(CN) - Though his associate was acquitted of murder, a Minnesota man was still properly convicted of aiding and abetting, a state appeals court ruled.
Adaiah Townsend bought a gun from Damin Shufford but loaned it back because Shufford wanted to rob someone. The gun was not loaded.
Later that day, Shufford gave the gun back, stating that the robbery went bad and he had "to slump the guy."
Shufford showed the victim's body to Townsend and two others, one of whom distributed the victim's money among the foursome.
Two months later, Townsend had the gun when police stopped a car in which he was a passenger.

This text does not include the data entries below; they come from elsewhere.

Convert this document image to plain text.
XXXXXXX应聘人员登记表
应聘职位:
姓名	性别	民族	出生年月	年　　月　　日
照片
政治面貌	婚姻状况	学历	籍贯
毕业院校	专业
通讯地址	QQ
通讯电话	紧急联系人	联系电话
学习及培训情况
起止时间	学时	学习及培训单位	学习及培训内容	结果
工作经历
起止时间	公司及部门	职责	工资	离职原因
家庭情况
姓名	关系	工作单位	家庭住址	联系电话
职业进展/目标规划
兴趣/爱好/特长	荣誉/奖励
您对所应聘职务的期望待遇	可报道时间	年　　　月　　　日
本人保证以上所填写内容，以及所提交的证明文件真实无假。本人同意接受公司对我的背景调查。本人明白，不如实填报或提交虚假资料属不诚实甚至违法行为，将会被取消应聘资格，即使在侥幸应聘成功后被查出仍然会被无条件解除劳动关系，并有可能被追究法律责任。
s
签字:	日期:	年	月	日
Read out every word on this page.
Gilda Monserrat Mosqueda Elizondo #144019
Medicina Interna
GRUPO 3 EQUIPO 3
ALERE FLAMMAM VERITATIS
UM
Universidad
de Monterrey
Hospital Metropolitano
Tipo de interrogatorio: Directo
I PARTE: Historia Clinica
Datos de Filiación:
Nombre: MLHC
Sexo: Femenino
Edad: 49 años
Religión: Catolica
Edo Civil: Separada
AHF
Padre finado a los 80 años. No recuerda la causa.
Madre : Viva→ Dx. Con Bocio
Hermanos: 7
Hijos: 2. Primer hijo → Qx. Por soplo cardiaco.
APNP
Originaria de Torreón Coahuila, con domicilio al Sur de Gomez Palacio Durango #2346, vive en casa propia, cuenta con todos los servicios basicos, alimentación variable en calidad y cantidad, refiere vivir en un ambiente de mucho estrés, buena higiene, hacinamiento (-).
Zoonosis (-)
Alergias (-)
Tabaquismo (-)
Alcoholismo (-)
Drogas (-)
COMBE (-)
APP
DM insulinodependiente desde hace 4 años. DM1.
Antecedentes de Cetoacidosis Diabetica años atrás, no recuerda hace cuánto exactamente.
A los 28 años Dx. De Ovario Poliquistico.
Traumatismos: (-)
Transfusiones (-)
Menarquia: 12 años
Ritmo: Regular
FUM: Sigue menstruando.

After police identified his gun as the murder weapon, Townsend was charged with aiding and abetting robbery and murder.
Townsend agreed to plead guilty to aiding and abetting an offender after the fact. He also agreed to testify against Shufford.

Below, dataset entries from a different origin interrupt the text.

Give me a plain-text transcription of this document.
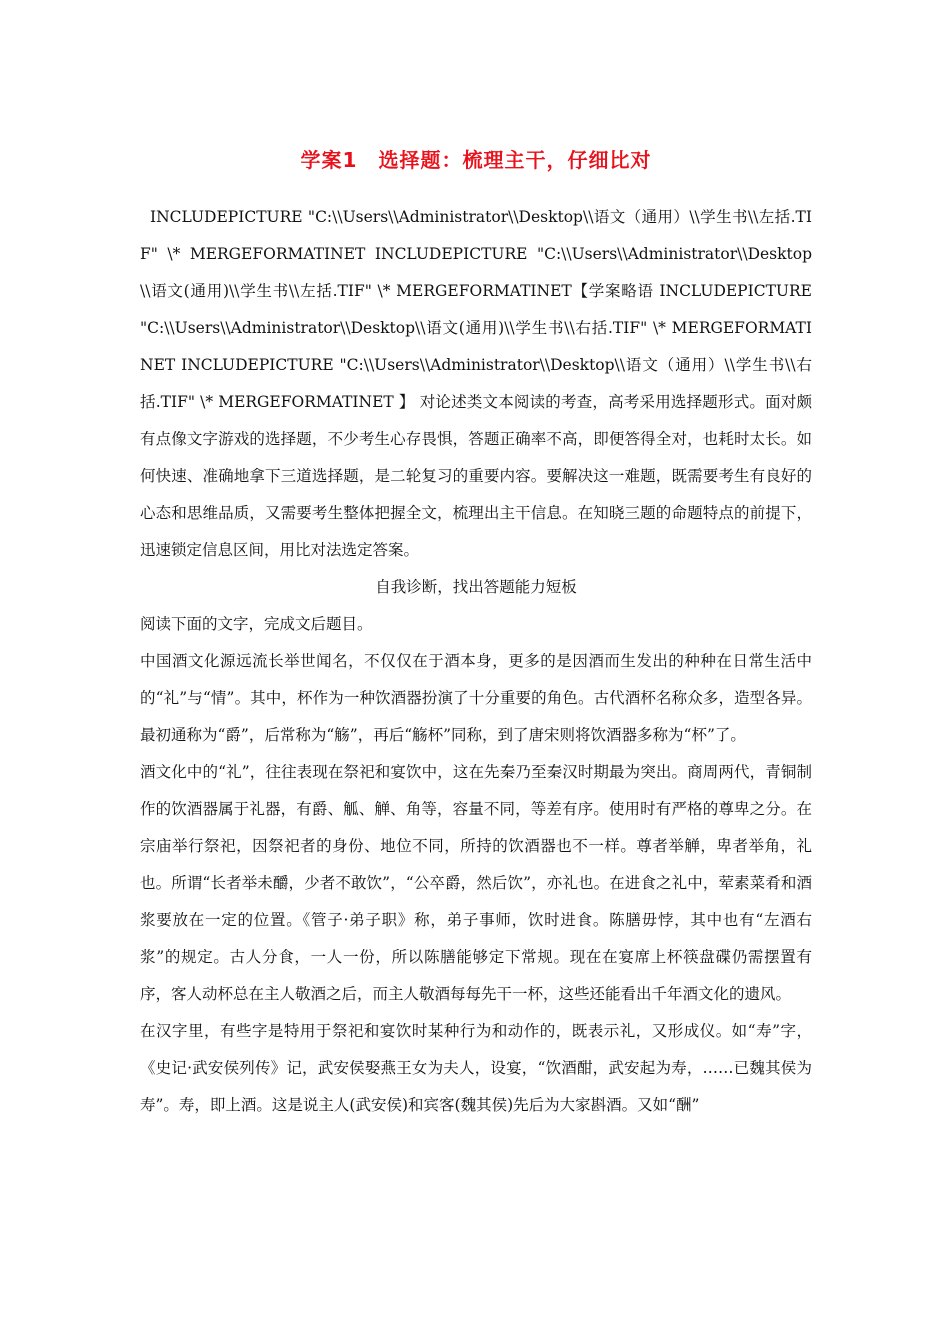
学案1　选择题：梳理主干，仔细比对

INCLUDEPICTURE "C:\\Users\\Administrator\\Desktop\\语文（通用）\\学生书\\左括.TIF" \* MERGEFORMATINET INCLUDEPICTURE "C:\\Users\\Administrator\\Desktop\\语文(通用)\\学生书\\左括.TIF" \* MERGEFORMATINET【学案略语 INCLUDEPICTURE "C:\\Users\\Administrator\\Desktop\\语文(通用)\\学生书\\右括.TIF" \* MERGEFORMATINET INCLUDEPICTURE "C:\\Users\\Administrator\\Desktop\\语文（通用）\\学生书\\右括.TIF" \* MERGEFORMATINET 】 对论述类文本阅读的考查，高考采用选择题形式。面对颇有点像文字游戏的选择题，不少考生心存畏惧，答题正确率不高，即便答得全对，也耗时太长。如何快速、准确地拿下三道选择题，是二轮复习的重要内容。要解决这一难题，既需要考生有良好的心态和思维品质，又需要考生整体把握全文，梳理出主干信息。在知晓三题的命题特点的前提下，迅速锁定信息区间，用比对法选定答案。

自我诊断，找出答题能力短板

阅读下面的文字，完成文后题目。

中国酒文化源远流长举世闻名，不仅仅在于酒本身，更多的是因酒而生发出的种种在日常生活中的“礼”与“情”。其中，杯作为一种饮酒器扮演了十分重要的角色。古代酒杯名称众多，造型各异。最初通称为“爵”，后常称为“觞”，再后“觞杯”同称，到了唐宋则将饮酒器多称为“杯”了。

酒文化中的“礼”，往往表现在祭祀和宴饮中，这在先秦乃至秦汉时期最为突出。商周两代，青铜制作的饮酒器属于礼器，有爵、觚、觯、角等，容量不同，等差有序。使用时有严格的尊卑之分。在宗庙举行祭祀，因祭祀者的身份、地位不同，所持的饮酒器也不一样。尊者举觯，卑者举角，礼也。所谓“长者举未釂，少者不敢饮”，“公卒爵，然后饮”，亦礼也。在进食之礼中，荤素菜肴和酒浆要放在一定的位置。《管子·弟子职》称，弟子事师，饮时进食。陈膳毋悖，其中也有“左酒右浆”的规定。古人分食，一人一份，所以陈膳能够定下常规。现在在宴席上杯筷盘碟仍需摆置有序，客人动杯总在主人敬酒之后，而主人敬酒每每先干一杯，这些还能看出千年酒文化的遗风。

在汉字里，有些字是特用于祭祀和宴饮时某种行为和动作的，既表示礼，又形成仪。如“寿”字，《史记·武安侯列传》记，武安侯娶燕王女为夫人，设宴，“饮酒酣，武安起为寿，……已魏其侯为寿”。寿，即上酒。这是说主人(武安侯)和宾客(魏其侯)先后为大家斟酒。又如“酬”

However, the jury found Shufford not guilty of murder. The trial court refused to allow Townsend to withdraw his guilty plea, so he was sent to prison for 74 months.
Townsend appealed, but the Minnesota Court of Appeals upheld his conviction in a opinion written by Judge Roger M. Klaphake.
Klaphake disagreed with Townsend's argument that he could not have known a crime was committed if Shufford was acquitted of murder.
"The plain language of the statute does not require conviction of a criminal act; rather, a person must commit a criminal act," Klaphake wrote.
He added that Townsend admitted facts "that described the commission of first-degree murder by Shufford and demonstrated that Townsend had reason to know that Shufford had committed the crime."
Klaphake noted that different juries can reach different results.
"While it may seem unfair for Townsend to suffer a penalty greater than Shufford, it is also within the power of a jury to find Townsend not credible or to exercise lenity toward a defendant," he wrote.